Collaborating with supply chain partners is key for Dynamic EMS. Supply chain manager, Paul Freeman, reveals how this strategy helps tackle challenges such as lengthening lead-times and Brexit uncertainty

Q – Does Dynamic EMS work with indigenous customers and suppliers, or manage an international supply chain?

A – We manage a global supply chain across the three main continents of the Americas, Europe and Asia. In Asia, we work through intermediaries to simplify the supply chain process for our original equipment manufacturer customers and to keep costs as low as possible, while maintaining a foothold within the geography. In Europe, we work with the main broad line distributors, such as Arrow, Avnet, Future, Rutronik and EBV Elektronik, as well as other European distribution channels. Our partnerships ensure that these distributors hold the stock we require. They manage the supply chain and safeguard our strong and steady relationship with the component manufacturer.

Q – How does your supply chain balance clients’ needs and sourcing requirements?

A – We’ve worked with the same supply chain partners for over 20 years, so we understand one another’s business inside out. Through this collaboration, we can inject speed into the supply chain by being transparent. We believe transparency is the best form of accountability and we are open with our suppliers. We look at long-term contracts and solutions rather than short-term supply, demand and pricing. This allows us to build a tailored offering and to work as the customer’s intermediary for the lifetime of production and beyond. Collaboration is also key, and our supply chain partners are an integrated part of our business. We physically meet with all our supply chain partners as a group, annually, at our headquarters in Scotland. In addition to annual meetings, we get together individually with suppliers, as often as every two weeks, to discuss the market, trends and opportunities for both parties. Through this two-way knowledge transfer, we learn more about the components required to fulfil our customers’ build. This provides insight into any future technical requirements and where any challenges may present themselves, allowing us to create robust contingency plans. Working as a team with our supply chain partners, we help one another to fill in industry knowledge gaps. This puts Dynamic EMS in a strong position to add value for customers by keeping them informed on the health and well-being of their supply chain.

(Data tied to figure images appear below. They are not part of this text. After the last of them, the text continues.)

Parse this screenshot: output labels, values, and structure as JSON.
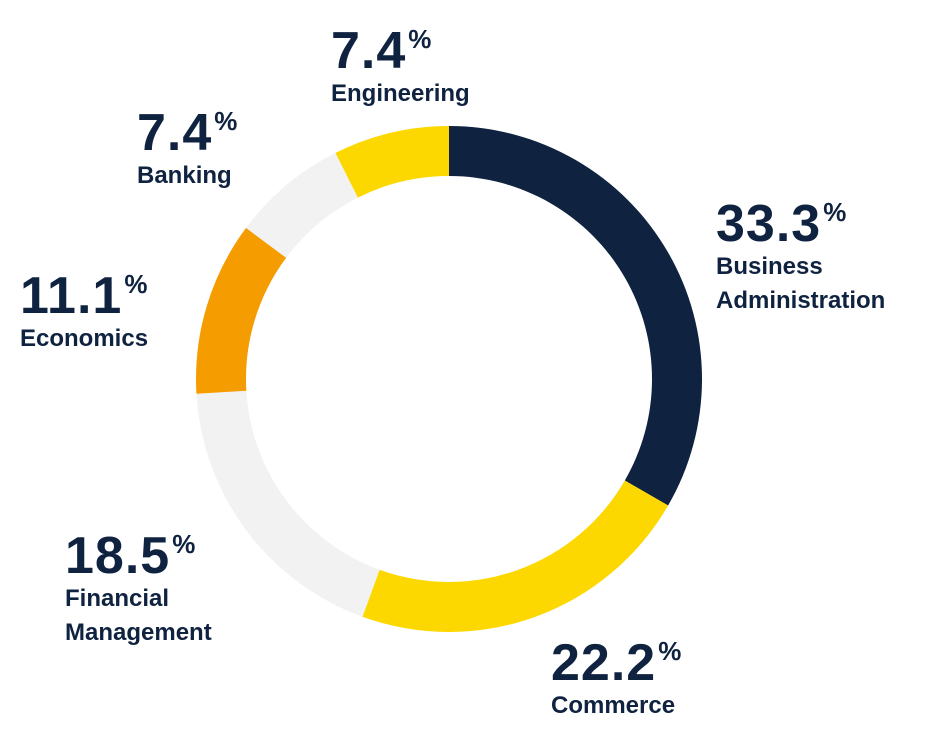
{
  "chart_data": {
    "type": "pie",
    "variant": "donut",
    "percent_sign": "%",
    "slices": [
      {
        "label": "Business\nAdministration",
        "value": 33.3,
        "display": "33.3",
        "color": "#0f2240"
      },
      {
        "label": "Commerce",
        "value": 22.2,
        "display": "22.2",
        "color": "#fcd800"
      },
      {
        "label": "Financial\nManagement",
        "value": 18.5,
        "display": "18.5",
        "color": "#f2f2f2"
      },
      {
        "label": "Economics",
        "value": 11.1,
        "display": "11.1",
        "color": "#f49c00"
      },
      {
        "label": "Banking",
        "value": 7.4,
        "display": "7.4",
        "color": "#f2f2f2"
      },
      {
        "label": "Engineering",
        "value": 7.4,
        "display": "7.4",
        "color": "#fcd800"
      }
    ],
    "legend": "none",
    "start": "top",
    "direction": "clockwise"
  },
  "colors": {
    "text": "#0f2240",
    "background": "#ffffff"
  }
}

Q – What are the main challenges in the electronics manufacturing industry?

A – Lead-times are extending across a range of components and component allocation is becoming an issue, resulting in increased cost pressure for various components. Exchange rate fluctuations are also a potential challenge, alongside the issue of Brexit. To solve these industry challenges, Dynamic EMS works closely with both our supply chain network and customers. Customers expect us to mitigate the risks on their behalf so that we can fulfil their production forecast, or scale accordingly. In some instances, to ensure this, our customers are more open to longer-term commitments on sensitive parts, as they understand the benefits of planning to secure supply. As part of our planning process we monitor the pound daily and this is starting to strengthen. Fortunately, we have not seen any real adverse effect from Brexit. Initially, there was some hesitancy and nervousness, but at this present time, it is business as usual.

Q – What advice would you give other electronics manufacturing providers?

A – We don’t conduct our business like other EMS providers of our size. We don’t, for instance, simply shop online to source components through catalogue providers. Instead, we invest in relationships and this difference enables us to serve our customers more effectively and efficiently. The other main benefit of forming two-way partnerships is control. Control on cost and supply and demand. Dynamic aims to work with likeminded people, who understand how we operate and what our strategic objectives are. Every member of the Dynamic supply chain team understands the business metrics, the performance required and the potential opportunities. They are asked to contribute their ideas, many of which take root and go on to form the backbone of an innovative process, designed in-house by a member of our team. In short, my advice would be: collaborate, invest time to build relationships, and foster a business culture that embraces staff. These factors have all contributed to the success story for Dynamic EMS thus far.